Omdat ik wel eens in Bodö ben geweest, inmiddels bijna 52 jaar geleden, een dag of drie, vier. Ik heb wel iets van de stad gezien: een primitief autowerkplaatsje waar mijn Renault 4 voorzien werd van een nieuwe startmotor.
Dat zit zo: de nacht voordat ik Bodö zou bezoeken – ik zou er eigenlijk ongezien voorbijknarren – sliep ik naast een donderende stroomversnelling, ik denk bij Fauske, maar pin me er niet op vast. In die Renault 4 dus. Je sliep er heerlijk bij en ik stapte in de vroege ochtend monter achter het stuur, startte de motor, merkte dat dat ongebruikelijk moeizaam ging en begon te rijden – en ook dat ging wat je noemt ongebruikelijk moeizaam. Na enige tijd begon zich een enorme elektrische stank in de auto te verspreiden, ik stopte langs de kant van de eenzame weg, keek onder de motorkap – voornamelijk met de blik van een kip naar het onweer – er rookte iets en starten ging niet meer.
Hellup roepen had geen zin, geen dorp, geen huis, zelfs geen praatpaal te ontwaren en in Japan of China waren ze daarna nog vele jaren bezig de mobiele telefoon uit te vinden.
Ik keek om en zag een donkergekleurde Volkswagen stationcar aankomen met Duits kenteken. Ik legde de man achter het stuur uit wat de bedoeling was, hij was een zwijgzaam persoon, maakte vast, zei dat ik de kabel strak moest houden en begin te slepen. Zelden daarvoor en daarna heb ik mijn hart zo goed vastgehouden. Hij scheurde werkelijk als een gek over het bergachtig traject van een kilometer of zestig, zette me af bij die garage in Bodö, maakte de kabel los, zwaaide nog even en vertrok met onbekende bestemming.

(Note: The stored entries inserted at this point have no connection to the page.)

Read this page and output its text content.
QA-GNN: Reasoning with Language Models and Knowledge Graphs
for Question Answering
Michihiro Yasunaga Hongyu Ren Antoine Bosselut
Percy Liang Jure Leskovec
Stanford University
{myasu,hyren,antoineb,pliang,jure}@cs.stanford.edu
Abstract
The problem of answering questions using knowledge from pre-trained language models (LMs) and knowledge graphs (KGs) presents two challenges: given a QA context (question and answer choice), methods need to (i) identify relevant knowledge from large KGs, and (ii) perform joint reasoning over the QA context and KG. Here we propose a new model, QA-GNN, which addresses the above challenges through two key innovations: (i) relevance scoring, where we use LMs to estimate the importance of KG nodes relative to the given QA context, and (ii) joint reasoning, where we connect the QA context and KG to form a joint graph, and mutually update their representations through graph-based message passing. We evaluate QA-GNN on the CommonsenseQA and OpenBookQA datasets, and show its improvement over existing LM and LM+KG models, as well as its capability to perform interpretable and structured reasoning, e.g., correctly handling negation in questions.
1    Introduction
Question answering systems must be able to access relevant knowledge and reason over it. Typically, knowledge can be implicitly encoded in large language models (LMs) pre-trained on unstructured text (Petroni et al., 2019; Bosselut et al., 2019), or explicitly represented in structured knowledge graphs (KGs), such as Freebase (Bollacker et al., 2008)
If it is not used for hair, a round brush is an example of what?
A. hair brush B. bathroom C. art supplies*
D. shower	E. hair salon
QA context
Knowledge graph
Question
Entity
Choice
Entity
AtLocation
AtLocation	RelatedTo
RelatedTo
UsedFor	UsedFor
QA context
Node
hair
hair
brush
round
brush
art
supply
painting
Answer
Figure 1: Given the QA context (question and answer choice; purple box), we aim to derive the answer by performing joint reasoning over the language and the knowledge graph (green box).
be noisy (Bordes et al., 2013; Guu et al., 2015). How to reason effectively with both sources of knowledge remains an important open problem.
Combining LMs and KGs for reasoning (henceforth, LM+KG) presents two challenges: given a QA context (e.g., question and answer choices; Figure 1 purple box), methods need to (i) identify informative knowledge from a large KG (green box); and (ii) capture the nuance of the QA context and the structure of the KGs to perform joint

In Bodö was behalve die garage ook een soort camping. Daar hadden we wel behoefte aan: de garagehouder, die inmiddels had vastgesteld dat de startmotor was doorgebrand doordat hij was blijven meedraaien met de motor – dat verklaarde veel – nam aan dat hij een dag of drie vier nodig had om aan een nieuwe startmotor te komen, vanuit zijn van godverlaten kunst- en cultuurstad op die in een woelige Atlantische Oceaan rotspunt stekende woestenij.
De camping bestond voor een deel uit van die typisch Scandinavische op hun kant liggende vaten, stugar genaamd, voorzien van twee bedden, waar je na een nacht of drie wel op uitgekeken was. Ik herinner me dat het regende en waaide en dat het er koud was – de poolcirkel was er verontrustend dichtbij: een kleine honderd kilometer zuidelijker, en van Bodö namen we dan ook geen kennis. Ik denk dat ik gewoon een boek las.
Na vier dagen maar eens naar de garage en jawel: de reparatie was gelukt.
En toen kwam het aan op betalen. Ik toverde de ANWB Reis en Kredietbrief tevoorschijn, die bij de garagehouder op behoorlijk wat onbegrip stiet. In die zin dat hij niet van plan was die als betaling te aanvaarden. Mij bleef nog één mogelijkheid: een girobetaalkaart. Ik had daar op mijn Scandinavische trip tot dan toe aardig mee uit de voeten gekund, maar ook dit was niet voldoende.
Uiteindelijk accepteerde hij dat rare papiertje als betaling, omdat hij na mijn uitleg wel begreep dat er bij mij verder niets te halen viel.
Het duurde na thuiskomst nog wel een week of zes voor de 150 gulden die de reparatie had gekost, van mijn girorekening werd afgeschreven.
O, schone tijden van weleer.
Het was de laatste keer dat ik aan Bodö dacht.
Tot vanmorgen dus.
Op de website Visitnorway.nl las ik dit: ‘Bodø (hee, daar is het streepje!) is een levendige stad iets boven de poolcirkel met een perfecte mix van culturele evenementen en fantastische wandelroutes.
Ontdek hier hoe je je lange weekend helemaal in de stijl van Bodø kunt doorbrengen: culturele vrijdag, zaterdag met de locals en prachtige wandelingen op zondag.’
Tja, kwenie of ik daar die ruim 2600 kilometer (heenweg) voor zou gaan rijden. Je passeert dan wel Stockholm, veel leuker, joh.